Our mentor has introduced us to a social media marketing specialist and we are working with her on a social media plan for TechFlow, like our content and consistency on different social media networks. It would be great to have more education on how to best use social media at school.
What social media networks have you found to be the most effective?
LinkedIn and Twitter have been the most powerful networks for us because they make it so easy to connect with people we don’t know. Most of our peers are on Facebook, Instagram and Snapchat, but not LinkedIn or Twitter. Students look at these and see them as platforms for older people because they are so text based and business-focused or political.

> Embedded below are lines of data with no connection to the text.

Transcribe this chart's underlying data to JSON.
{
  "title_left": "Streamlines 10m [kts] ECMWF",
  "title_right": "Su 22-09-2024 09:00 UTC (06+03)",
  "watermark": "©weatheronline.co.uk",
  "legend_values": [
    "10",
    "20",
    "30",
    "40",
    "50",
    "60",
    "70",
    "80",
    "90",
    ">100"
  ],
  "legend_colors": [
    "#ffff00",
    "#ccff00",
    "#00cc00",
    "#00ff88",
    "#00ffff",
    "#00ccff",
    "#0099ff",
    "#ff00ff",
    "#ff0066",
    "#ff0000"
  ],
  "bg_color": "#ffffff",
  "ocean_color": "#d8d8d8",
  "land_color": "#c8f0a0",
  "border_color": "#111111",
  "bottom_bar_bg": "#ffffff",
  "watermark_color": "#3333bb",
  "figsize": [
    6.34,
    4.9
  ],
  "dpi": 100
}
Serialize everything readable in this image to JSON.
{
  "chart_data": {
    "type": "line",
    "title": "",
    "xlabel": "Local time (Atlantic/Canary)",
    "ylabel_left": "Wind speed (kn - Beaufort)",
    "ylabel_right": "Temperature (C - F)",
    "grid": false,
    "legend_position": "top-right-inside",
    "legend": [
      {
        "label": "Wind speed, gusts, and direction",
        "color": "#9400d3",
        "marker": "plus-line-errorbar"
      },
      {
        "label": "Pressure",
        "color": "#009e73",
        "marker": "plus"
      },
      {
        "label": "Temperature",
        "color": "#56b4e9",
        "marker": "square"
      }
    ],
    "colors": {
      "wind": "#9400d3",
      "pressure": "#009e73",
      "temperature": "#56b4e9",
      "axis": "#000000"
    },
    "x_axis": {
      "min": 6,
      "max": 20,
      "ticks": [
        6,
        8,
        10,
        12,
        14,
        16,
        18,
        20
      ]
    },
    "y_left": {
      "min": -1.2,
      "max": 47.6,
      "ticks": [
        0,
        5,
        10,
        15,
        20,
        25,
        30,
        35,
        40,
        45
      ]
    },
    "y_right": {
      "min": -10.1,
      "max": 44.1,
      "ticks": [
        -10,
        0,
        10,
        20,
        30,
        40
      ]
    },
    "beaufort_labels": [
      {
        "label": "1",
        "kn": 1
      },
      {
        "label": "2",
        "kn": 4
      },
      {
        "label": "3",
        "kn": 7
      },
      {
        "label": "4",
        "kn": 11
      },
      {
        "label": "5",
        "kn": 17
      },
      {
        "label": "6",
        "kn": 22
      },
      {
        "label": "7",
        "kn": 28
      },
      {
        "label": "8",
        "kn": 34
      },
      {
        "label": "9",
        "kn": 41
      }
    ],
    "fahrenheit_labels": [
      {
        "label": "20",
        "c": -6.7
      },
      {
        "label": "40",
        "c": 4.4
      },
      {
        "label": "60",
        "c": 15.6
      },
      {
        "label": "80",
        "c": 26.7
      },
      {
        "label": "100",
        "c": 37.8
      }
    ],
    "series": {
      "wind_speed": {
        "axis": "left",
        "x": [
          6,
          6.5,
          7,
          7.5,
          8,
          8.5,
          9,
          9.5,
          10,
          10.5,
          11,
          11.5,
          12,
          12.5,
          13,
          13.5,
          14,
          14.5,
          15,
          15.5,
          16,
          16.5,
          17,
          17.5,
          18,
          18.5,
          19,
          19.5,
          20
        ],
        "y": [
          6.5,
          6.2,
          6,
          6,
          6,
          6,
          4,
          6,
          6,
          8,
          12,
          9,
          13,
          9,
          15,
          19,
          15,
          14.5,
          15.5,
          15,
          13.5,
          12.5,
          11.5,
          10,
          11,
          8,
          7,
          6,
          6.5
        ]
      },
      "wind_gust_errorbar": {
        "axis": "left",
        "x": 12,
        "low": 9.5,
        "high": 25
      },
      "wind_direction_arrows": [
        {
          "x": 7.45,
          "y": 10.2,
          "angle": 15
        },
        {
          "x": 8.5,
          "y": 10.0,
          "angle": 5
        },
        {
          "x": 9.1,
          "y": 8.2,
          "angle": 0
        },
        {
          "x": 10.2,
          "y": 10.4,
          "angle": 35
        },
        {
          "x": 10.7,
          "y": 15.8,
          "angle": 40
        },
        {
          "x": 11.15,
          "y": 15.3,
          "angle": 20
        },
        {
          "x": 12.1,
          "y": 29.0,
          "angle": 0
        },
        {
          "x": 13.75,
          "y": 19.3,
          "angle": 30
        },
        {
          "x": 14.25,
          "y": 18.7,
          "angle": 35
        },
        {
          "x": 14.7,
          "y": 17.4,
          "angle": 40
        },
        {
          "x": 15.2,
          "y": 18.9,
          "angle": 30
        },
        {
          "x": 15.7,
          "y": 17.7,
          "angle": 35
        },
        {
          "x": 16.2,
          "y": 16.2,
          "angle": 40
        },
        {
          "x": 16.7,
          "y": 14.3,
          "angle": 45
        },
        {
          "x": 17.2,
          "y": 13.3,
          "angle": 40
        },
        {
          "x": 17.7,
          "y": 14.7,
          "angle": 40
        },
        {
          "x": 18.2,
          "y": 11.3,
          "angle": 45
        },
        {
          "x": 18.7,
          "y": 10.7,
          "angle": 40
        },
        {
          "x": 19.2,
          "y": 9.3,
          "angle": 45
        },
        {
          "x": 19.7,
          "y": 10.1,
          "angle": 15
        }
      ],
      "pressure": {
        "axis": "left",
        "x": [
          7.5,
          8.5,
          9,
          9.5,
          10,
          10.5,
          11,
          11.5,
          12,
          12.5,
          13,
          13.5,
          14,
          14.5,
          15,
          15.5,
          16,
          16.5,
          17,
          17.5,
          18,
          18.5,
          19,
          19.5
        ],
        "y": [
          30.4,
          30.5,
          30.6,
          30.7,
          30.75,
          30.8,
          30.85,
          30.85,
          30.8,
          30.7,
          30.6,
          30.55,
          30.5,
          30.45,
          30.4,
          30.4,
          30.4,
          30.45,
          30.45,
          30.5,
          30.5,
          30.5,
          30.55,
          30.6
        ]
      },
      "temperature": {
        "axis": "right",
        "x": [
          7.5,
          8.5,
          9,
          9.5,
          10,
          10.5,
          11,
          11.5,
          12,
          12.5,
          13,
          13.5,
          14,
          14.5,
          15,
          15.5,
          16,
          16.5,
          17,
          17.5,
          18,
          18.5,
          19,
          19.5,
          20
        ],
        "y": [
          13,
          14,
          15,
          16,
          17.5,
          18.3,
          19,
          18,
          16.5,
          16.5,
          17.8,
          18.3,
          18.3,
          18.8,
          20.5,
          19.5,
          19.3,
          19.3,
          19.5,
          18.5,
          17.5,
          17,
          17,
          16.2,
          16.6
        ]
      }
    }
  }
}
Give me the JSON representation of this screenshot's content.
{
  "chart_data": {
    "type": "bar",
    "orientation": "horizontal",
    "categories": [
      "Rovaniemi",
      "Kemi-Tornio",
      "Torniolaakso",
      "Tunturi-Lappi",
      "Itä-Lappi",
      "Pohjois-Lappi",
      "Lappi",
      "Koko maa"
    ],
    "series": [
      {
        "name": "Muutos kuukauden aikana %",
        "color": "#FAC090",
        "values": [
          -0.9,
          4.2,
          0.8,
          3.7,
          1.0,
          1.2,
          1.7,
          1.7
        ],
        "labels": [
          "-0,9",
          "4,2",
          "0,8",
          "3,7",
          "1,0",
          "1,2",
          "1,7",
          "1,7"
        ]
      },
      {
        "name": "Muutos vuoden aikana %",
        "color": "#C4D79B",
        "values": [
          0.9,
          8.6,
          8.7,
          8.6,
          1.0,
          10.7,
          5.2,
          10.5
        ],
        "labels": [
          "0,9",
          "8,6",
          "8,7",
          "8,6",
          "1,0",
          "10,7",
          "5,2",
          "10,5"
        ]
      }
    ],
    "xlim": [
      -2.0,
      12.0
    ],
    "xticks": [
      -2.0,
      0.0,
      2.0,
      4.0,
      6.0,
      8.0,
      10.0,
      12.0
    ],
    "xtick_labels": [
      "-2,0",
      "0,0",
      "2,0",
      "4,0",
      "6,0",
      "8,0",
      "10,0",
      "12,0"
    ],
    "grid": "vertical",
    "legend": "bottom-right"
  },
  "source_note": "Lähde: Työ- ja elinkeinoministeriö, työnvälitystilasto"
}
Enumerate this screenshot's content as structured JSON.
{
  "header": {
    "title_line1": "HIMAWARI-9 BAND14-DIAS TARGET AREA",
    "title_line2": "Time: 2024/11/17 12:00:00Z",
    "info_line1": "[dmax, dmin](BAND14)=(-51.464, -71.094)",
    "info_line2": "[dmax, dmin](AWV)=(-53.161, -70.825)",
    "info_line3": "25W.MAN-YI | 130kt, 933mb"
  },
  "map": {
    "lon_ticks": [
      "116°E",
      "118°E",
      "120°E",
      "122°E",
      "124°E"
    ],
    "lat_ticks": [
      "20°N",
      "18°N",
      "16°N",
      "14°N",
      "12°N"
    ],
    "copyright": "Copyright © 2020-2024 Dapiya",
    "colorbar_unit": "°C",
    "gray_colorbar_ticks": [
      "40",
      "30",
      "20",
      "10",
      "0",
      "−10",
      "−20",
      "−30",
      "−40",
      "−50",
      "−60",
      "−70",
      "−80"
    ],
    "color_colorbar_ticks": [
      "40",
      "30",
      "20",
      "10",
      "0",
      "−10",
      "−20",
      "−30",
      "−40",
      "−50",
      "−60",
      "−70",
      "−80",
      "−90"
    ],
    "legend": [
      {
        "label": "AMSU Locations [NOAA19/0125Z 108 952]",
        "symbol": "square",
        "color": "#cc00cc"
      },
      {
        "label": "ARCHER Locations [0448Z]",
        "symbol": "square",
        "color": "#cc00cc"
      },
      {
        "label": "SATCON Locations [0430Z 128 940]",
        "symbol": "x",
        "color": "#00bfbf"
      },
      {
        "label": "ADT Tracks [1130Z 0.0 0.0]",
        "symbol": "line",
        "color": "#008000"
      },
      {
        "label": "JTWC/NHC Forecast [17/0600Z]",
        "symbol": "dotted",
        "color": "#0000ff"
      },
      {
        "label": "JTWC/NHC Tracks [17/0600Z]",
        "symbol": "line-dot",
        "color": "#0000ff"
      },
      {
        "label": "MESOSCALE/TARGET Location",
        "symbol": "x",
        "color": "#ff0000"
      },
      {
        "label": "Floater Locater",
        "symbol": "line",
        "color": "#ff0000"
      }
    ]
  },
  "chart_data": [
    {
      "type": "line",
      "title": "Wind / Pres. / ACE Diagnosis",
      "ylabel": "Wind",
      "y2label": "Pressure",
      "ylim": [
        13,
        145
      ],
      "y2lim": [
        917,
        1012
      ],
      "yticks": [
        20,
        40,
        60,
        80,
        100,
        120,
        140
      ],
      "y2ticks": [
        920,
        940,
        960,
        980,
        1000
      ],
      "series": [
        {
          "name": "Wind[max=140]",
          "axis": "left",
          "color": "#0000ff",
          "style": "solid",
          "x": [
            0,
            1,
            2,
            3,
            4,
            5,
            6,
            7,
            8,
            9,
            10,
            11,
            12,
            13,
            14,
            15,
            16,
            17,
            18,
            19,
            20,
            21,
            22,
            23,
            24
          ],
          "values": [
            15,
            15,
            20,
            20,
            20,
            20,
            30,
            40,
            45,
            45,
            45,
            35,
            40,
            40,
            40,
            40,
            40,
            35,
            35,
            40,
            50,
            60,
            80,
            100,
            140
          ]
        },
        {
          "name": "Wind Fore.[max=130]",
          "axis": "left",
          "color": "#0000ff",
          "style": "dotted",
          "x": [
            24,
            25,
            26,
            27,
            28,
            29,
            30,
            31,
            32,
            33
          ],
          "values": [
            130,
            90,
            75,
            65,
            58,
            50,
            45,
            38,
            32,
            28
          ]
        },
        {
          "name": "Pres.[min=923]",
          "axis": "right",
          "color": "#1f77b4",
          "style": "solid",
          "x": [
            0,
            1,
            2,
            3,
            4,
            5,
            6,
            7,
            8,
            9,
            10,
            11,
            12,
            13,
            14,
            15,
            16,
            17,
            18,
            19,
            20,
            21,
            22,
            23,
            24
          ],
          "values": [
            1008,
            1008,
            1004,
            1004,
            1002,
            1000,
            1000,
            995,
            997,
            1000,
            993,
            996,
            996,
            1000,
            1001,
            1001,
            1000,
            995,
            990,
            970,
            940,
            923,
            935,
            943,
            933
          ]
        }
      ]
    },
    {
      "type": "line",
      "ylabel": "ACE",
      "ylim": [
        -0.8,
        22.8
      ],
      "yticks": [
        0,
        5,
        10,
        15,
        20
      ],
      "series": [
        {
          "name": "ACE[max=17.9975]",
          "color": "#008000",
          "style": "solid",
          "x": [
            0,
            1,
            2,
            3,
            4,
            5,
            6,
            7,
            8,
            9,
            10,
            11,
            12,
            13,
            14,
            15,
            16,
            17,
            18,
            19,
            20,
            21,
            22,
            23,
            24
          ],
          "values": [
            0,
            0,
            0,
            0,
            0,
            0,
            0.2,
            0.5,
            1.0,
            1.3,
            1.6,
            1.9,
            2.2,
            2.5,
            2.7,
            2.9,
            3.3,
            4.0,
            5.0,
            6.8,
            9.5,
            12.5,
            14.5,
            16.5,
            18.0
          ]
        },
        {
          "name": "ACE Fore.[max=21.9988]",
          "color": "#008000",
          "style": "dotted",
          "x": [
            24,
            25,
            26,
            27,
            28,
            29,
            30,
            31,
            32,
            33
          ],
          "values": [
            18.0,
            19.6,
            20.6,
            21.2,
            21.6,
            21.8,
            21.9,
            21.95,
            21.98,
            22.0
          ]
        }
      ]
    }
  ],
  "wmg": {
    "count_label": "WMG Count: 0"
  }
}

Most students don’t realise the potential of these networks, but there are so many opportunities on LinkedIn – it’s a great way to present yourself, connect with people, and even if you’re interested in a certain topic but you don’t know where you can take that, on LinkedIn you can search for that field and you find great people doing those things. Then you can connect with them. There is no harm in asking anyway. Mum says, “if you don’t ask, the answer is always going to be no.”
For other teen entrepreneurs who are just starting out, what would be your top 3 tips for how they can use social media?
- Follow people and influencers who are in your space and find out what is out there. Listen to what they are doing right and emulate that with your own spin. Learn from the people you follow.
- Connect with the right people, particularly on LinkedIn and Twitter. Tweet people who are doing cool stuff and start a conversation.
- Be consistent. Create great content that your audience will relate to. Be on time. This will build credibility and loyalty.